In the present simulation study, the structure and dynamics of graphene–fullerene nanocomposite has been investigated using all atom molecular dynamics simulation technique. The formation of graphene–fullerene nanocomposite constituting graphene and self-assembly of 12 bucky balls has been demonstrated. The structure, size, interparticle separation, spatial distribution, temperature effect, mobility and conformation of graphene–fullerene nanocomposite, and the influence of single and two layers of graphene on the structure of graphene–fullerene nanocomposite have been determined and discussed in detail.

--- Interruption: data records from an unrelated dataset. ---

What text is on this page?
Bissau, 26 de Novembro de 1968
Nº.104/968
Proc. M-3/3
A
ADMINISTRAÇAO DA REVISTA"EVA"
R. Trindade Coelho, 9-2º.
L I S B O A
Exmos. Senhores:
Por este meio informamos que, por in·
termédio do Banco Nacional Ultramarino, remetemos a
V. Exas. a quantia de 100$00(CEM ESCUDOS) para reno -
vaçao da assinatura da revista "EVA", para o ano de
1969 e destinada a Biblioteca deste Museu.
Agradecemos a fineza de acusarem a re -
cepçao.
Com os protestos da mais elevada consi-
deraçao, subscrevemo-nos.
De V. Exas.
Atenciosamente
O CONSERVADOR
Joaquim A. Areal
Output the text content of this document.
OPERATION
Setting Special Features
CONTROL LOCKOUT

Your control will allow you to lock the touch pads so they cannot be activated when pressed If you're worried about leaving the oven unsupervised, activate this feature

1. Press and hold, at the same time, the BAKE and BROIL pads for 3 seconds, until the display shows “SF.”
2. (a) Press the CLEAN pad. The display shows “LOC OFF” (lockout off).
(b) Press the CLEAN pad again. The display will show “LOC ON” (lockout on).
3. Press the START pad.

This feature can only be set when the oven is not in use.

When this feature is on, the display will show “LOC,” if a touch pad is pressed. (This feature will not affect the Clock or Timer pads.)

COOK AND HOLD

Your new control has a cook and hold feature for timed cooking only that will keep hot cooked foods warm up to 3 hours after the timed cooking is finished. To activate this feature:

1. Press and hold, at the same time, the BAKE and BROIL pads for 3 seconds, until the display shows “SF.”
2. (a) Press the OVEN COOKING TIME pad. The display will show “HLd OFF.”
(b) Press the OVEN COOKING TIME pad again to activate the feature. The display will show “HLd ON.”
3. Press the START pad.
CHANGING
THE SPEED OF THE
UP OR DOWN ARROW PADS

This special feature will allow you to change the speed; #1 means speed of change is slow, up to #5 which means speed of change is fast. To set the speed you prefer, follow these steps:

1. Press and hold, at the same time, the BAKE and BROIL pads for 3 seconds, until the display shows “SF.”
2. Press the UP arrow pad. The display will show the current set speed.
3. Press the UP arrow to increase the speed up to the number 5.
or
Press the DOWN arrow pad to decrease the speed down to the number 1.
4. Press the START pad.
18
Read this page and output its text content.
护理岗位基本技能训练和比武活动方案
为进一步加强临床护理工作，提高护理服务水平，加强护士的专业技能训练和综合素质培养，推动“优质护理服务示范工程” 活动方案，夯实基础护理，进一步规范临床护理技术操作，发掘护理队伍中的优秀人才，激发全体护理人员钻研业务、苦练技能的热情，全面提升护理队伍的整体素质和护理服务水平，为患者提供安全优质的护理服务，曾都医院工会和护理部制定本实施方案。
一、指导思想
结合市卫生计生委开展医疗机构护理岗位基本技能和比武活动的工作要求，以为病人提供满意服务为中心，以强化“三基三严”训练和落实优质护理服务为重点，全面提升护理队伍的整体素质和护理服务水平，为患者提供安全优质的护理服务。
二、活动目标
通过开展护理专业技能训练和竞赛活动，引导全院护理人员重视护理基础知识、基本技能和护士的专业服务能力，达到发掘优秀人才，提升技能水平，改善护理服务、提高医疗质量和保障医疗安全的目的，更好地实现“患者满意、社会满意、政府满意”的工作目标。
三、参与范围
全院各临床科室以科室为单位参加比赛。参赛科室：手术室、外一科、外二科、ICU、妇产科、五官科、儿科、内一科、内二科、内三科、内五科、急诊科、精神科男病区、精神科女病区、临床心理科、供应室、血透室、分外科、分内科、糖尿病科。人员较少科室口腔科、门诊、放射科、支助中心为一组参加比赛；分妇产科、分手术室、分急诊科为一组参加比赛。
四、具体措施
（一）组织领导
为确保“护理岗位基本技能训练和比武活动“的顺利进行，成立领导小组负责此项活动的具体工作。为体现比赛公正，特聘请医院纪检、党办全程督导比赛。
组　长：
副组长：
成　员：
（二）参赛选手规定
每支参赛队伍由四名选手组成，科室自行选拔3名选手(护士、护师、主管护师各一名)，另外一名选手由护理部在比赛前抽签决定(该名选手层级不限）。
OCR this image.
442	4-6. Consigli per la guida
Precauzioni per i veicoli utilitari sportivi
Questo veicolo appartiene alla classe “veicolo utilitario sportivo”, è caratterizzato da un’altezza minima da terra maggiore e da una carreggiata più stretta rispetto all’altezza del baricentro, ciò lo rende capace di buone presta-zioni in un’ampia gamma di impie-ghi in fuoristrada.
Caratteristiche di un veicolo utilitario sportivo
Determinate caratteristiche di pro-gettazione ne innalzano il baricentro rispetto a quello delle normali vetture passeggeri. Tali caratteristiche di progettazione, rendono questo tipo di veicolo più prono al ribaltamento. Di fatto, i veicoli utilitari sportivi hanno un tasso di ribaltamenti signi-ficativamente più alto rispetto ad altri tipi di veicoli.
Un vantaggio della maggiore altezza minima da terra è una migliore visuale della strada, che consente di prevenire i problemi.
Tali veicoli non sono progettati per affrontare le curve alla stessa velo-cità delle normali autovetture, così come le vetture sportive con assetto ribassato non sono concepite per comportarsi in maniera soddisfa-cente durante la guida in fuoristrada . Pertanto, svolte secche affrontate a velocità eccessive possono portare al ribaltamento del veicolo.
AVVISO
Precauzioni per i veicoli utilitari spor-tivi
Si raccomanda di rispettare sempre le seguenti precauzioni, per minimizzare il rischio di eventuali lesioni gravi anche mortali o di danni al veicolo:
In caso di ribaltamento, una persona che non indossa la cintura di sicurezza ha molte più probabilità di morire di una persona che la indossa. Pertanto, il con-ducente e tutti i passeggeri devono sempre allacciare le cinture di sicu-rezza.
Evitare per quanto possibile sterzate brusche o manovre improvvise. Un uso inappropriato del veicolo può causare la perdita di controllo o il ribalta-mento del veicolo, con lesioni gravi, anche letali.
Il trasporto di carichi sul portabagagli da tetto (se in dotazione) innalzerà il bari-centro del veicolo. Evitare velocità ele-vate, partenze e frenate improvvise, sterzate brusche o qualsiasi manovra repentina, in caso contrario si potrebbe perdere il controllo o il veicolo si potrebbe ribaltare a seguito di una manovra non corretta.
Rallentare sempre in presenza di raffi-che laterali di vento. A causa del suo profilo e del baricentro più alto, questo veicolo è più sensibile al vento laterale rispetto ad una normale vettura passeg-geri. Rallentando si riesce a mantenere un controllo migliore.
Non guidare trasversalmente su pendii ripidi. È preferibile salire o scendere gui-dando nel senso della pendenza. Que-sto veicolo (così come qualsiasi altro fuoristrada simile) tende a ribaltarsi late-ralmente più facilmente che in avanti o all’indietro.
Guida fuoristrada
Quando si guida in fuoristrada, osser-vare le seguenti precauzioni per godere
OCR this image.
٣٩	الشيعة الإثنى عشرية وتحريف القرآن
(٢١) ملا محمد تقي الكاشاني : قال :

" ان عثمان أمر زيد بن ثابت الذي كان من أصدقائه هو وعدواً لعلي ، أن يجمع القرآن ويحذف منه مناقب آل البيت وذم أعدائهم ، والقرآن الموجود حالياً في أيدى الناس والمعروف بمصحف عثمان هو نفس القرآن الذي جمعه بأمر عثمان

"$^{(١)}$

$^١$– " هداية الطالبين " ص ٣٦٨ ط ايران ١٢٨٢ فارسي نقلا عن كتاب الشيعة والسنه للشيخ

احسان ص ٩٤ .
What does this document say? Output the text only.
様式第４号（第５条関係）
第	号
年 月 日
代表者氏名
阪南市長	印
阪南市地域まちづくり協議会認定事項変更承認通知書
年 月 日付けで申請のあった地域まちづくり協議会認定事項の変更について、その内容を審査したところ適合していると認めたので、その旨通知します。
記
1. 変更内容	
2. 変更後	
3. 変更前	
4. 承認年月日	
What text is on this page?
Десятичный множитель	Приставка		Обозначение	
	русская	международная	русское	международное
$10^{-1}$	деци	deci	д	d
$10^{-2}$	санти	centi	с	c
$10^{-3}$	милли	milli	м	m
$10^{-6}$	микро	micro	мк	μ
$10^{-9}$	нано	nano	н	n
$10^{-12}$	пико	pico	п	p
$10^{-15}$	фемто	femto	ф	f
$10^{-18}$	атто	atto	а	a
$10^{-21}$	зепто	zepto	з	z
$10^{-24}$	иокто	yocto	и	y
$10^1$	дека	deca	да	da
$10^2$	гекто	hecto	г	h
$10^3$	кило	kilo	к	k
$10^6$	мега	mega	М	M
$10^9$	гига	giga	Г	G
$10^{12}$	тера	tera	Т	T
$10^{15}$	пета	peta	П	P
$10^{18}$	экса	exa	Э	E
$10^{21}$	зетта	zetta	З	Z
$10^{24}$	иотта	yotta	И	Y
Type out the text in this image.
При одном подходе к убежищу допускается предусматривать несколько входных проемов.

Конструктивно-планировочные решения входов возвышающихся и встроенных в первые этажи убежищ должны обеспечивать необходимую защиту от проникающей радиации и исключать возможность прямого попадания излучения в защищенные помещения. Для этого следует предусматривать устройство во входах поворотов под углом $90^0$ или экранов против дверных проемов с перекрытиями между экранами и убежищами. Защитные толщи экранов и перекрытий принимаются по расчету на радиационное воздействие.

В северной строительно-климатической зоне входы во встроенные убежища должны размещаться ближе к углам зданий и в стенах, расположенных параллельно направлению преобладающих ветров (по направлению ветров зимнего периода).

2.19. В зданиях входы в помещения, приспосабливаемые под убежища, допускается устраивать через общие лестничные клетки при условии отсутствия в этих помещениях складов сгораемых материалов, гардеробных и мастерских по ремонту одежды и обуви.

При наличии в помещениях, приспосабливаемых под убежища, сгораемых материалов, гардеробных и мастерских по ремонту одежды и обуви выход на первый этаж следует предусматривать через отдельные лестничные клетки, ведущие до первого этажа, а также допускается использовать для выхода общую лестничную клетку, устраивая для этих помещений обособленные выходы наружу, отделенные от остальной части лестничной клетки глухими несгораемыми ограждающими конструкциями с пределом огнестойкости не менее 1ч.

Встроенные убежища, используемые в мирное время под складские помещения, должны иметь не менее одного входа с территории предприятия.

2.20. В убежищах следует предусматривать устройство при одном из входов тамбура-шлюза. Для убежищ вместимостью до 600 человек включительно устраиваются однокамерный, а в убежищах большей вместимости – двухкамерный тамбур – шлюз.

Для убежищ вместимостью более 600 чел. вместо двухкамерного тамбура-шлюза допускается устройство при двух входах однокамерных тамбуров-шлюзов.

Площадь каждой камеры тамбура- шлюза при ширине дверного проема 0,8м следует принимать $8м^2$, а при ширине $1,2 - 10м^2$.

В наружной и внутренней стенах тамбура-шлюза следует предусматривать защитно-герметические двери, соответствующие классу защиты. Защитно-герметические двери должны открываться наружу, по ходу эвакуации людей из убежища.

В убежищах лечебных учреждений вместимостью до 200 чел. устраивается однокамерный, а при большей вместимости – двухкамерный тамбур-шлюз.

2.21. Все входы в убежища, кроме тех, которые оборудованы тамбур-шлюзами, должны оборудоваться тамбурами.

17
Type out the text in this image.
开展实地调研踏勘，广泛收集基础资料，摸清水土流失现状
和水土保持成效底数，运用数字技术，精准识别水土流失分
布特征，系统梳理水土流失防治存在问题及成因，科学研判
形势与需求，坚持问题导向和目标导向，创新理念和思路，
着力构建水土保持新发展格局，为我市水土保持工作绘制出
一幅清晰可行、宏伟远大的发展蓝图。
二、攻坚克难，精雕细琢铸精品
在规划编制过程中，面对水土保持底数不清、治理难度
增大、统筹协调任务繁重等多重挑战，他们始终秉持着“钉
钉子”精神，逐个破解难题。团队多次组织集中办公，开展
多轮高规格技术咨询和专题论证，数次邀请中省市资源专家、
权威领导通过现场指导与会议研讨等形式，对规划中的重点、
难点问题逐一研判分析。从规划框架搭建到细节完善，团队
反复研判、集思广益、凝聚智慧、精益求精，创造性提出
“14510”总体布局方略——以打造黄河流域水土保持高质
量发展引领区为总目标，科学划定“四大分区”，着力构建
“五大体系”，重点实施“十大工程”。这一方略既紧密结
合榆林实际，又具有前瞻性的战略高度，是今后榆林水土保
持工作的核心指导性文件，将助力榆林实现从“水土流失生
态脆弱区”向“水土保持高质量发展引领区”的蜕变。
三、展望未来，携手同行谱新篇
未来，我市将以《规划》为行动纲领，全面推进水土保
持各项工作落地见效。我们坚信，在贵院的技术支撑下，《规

This simulation result may possibly aid the design and development of graphene–fullerene hybrid nanomaterials for future biological and technological applications.

Keywords

Graphene fullerene nanohybrid self-assembly molecular dynamics simulation 

Notes

Acknowledgements

The author expresses her sincere thanks to SERB Fast Track Project [SR/FTP/PS-214/2012], New Delhi for the financial support. All the simulations were carried out in High Performance Computing Cluster at SASTRA Deemed University, Thanjavur, Tamil Nadu, India. The author thanks Dr L Ramya, School of Chemical and Biotechnology, SASTRA Deemed University, Thanjavur, Tamilnadu, India for her valuable suggestions.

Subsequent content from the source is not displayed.